Human brain comprises billions of neurons in charge with production, receiving and further transmission of electrical impulses. Electrical impulses represent means of communications between neurons. In case of seizure there is an abnormal and excessive electrical activity in the brain which leads to excitation of many neurons. This results in specific contraction of skeletal muscles, changes in awareness and behavior.
Even though seizures in children usually do not last long they may appear terrifying for parents. In majority of children seizures can be well-controlled with medications and some of them will even eventually overgrow the condition.
Types of Seizures in Children
Seizures in children can be in several forms and their symptoms and signs vary a lot. Seizures are generally classified according to the child's appearance/behavior during the attack and the pattern of electrical activity in the brain (recorded by electroencephalogram-EEG).
The most common type of seizures in children is convulsion also known as 'grand mal' or 'tonic clonic' seizure. During the attack a child loses consciousness, the body becomes stiff and there are jerky muscle movements. Muscle rigidity may result in accidental biting the tongue.

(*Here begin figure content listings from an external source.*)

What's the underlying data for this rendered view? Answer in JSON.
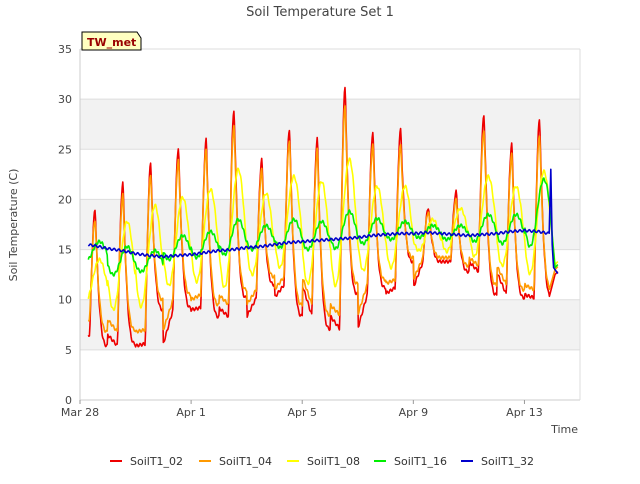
{
  "chart_data": {
    "type": "line",
    "title": "Soil Temperature Set 1",
    "xlabel": "Time",
    "ylabel": "Soil Temperature (C)",
    "ylim": [
      0,
      35
    ],
    "xlim_days": [
      0,
      18
    ],
    "yticks": [
      0,
      5,
      10,
      15,
      20,
      25,
      30,
      35
    ],
    "xticks": [
      {
        "day": 0,
        "label": "Mar 28"
      },
      {
        "day": 4,
        "label": "Apr 1"
      },
      {
        "day": 8,
        "label": "Apr 5"
      },
      {
        "day": 12,
        "label": "Apr 9"
      },
      {
        "day": 16,
        "label": "Apr 13"
      }
    ],
    "grid": "horizontal alternating bands",
    "legend_position": "bottom",
    "site_badge": "TW_met",
    "series": [
      {
        "name": "SoilT1_02",
        "color": "#ee0000",
        "daily_max": [
          19.0,
          21.8,
          23.6,
          25.2,
          26.0,
          29.0,
          24.0,
          27.0,
          26.2,
          31.2,
          26.8,
          27.0,
          19.2,
          20.8,
          28.5,
          25.6,
          28.0
        ],
        "daily_min": [
          6.5,
          5.4,
          5.6,
          9.0,
          9.2,
          8.3,
          10.2,
          11.5,
          8.4,
          7.1,
          10.6,
          11.2,
          13.8,
          13.8,
          12.8,
          10.5,
          10.2
        ]
      },
      {
        "name": "SoilT1_04",
        "color": "#ff9900",
        "daily_max": [
          18.0,
          20.5,
          22.5,
          24.0,
          25.0,
          27.5,
          23.0,
          26.0,
          25.0,
          29.5,
          25.5,
          25.5,
          18.8,
          20.0,
          27.0,
          24.5,
          26.5
        ],
        "daily_min": [
          8.0,
          6.8,
          7.0,
          10.0,
          10.5,
          9.5,
          11.0,
          12.3,
          9.5,
          8.5,
          11.6,
          12.0,
          14.2,
          14.2,
          13.4,
          11.5,
          11.0
        ]
      },
      {
        "name": "SoilT1_08",
        "color": "#ffff00",
        "daily_max": [
          14.0,
          17.8,
          19.4,
          20.2,
          21.0,
          23.0,
          20.6,
          22.3,
          21.8,
          24.0,
          21.3,
          21.3,
          18.0,
          19.1,
          22.3,
          21.3,
          22.8
        ],
        "daily_min": [
          9.8,
          9.0,
          9.3,
          11.4,
          11.8,
          11.2,
          12.5,
          13.2,
          11.6,
          11.4,
          12.9,
          13.2,
          14.9,
          14.8,
          14.3,
          13.4,
          12.6
        ]
      },
      {
        "name": "SoilT1_16",
        "color": "#00ee00",
        "daily_max": [
          15.8,
          15.3,
          14.9,
          16.4,
          16.8,
          18.0,
          17.4,
          18.0,
          17.8,
          18.8,
          18.1,
          17.8,
          17.4,
          17.4,
          18.5,
          18.5,
          22.0
        ],
        "daily_min": [
          13.8,
          12.5,
          12.8,
          14.0,
          14.2,
          14.5,
          15.0,
          15.2,
          15.0,
          15.1,
          15.6,
          16.0,
          16.2,
          16.0,
          15.8,
          15.6,
          15.3
        ]
      },
      {
        "name": "SoilT1_32",
        "color": "#0000cc",
        "trend": [
          [
            0.0,
            15.6
          ],
          [
            0.5,
            15.4
          ],
          [
            1.0,
            15.1
          ],
          [
            1.5,
            14.9
          ],
          [
            2.0,
            14.6
          ],
          [
            2.5,
            14.4
          ],
          [
            3.0,
            14.3
          ],
          [
            3.5,
            14.4
          ],
          [
            4.0,
            14.5
          ],
          [
            4.5,
            14.7
          ],
          [
            5.0,
            14.9
          ],
          [
            5.5,
            15.0
          ],
          [
            6.0,
            15.2
          ],
          [
            6.5,
            15.3
          ],
          [
            7.0,
            15.5
          ],
          [
            7.5,
            15.7
          ],
          [
            8.0,
            15.8
          ],
          [
            8.5,
            15.9
          ],
          [
            9.0,
            16.0
          ],
          [
            9.5,
            16.1
          ],
          [
            10.0,
            16.2
          ],
          [
            10.5,
            16.4
          ],
          [
            11.0,
            16.5
          ],
          [
            11.5,
            16.6
          ],
          [
            12.0,
            16.6
          ],
          [
            12.5,
            16.7
          ],
          [
            13.0,
            16.6
          ],
          [
            13.5,
            16.5
          ],
          [
            14.0,
            16.4
          ],
          [
            14.5,
            16.5
          ],
          [
            15.0,
            16.6
          ],
          [
            15.5,
            16.8
          ],
          [
            16.0,
            16.9
          ],
          [
            16.5,
            16.8
          ],
          [
            16.9,
            16.6
          ]
        ],
        "end_spike": 23.0,
        "end_value": 12.6
      }
    ],
    "end_drop_values": {
      "SoilT1_02": 12.5,
      "SoilT1_04": 13.0,
      "SoilT1_08": 13.5,
      "SoilT1_16": 13.2
    }
  }
}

Apart from 'grand mal' seizures other types of seizures are not so dramatic. Jerky movements may affect only one arm or other parts of the body. In mild cases there is only a change in a child's behavior. For example a child may suddenly stop responding and stare for a while. This type of seizures is known as simple partial or complex partial seizures.
In some children seizures can be associated with 'sensations' only felt by a child. This 'sensation 'can be in a form of stomach discomfort, fear or unpleasant smell. In this case a child is suffering from simple partial seizures known as auras. An aura can be an introduction to actual seizures. One more presentation of seizure can be in a form of speaking difficulties or partial vision loss or other sensory loss.
Diagnosing Seizures in Children
The doctor starts with medical and seizure history. The information about frequency and characteristics of the attack is obtained from parents. What follows is physical and neurological examination. A child also undergoes electroencephalogram (EEG). The test provides with data regarding brain's electrical activity and can effectively localize the actual site of formation of abnormal electrical impulses.
The prognosis of seizures in children is generally good in case there are no serious structural brain abnormalities. With proper treatment a child may have a normal life and grow and develop adequately. The treatment plan is individual and the child goes for regular check-ups.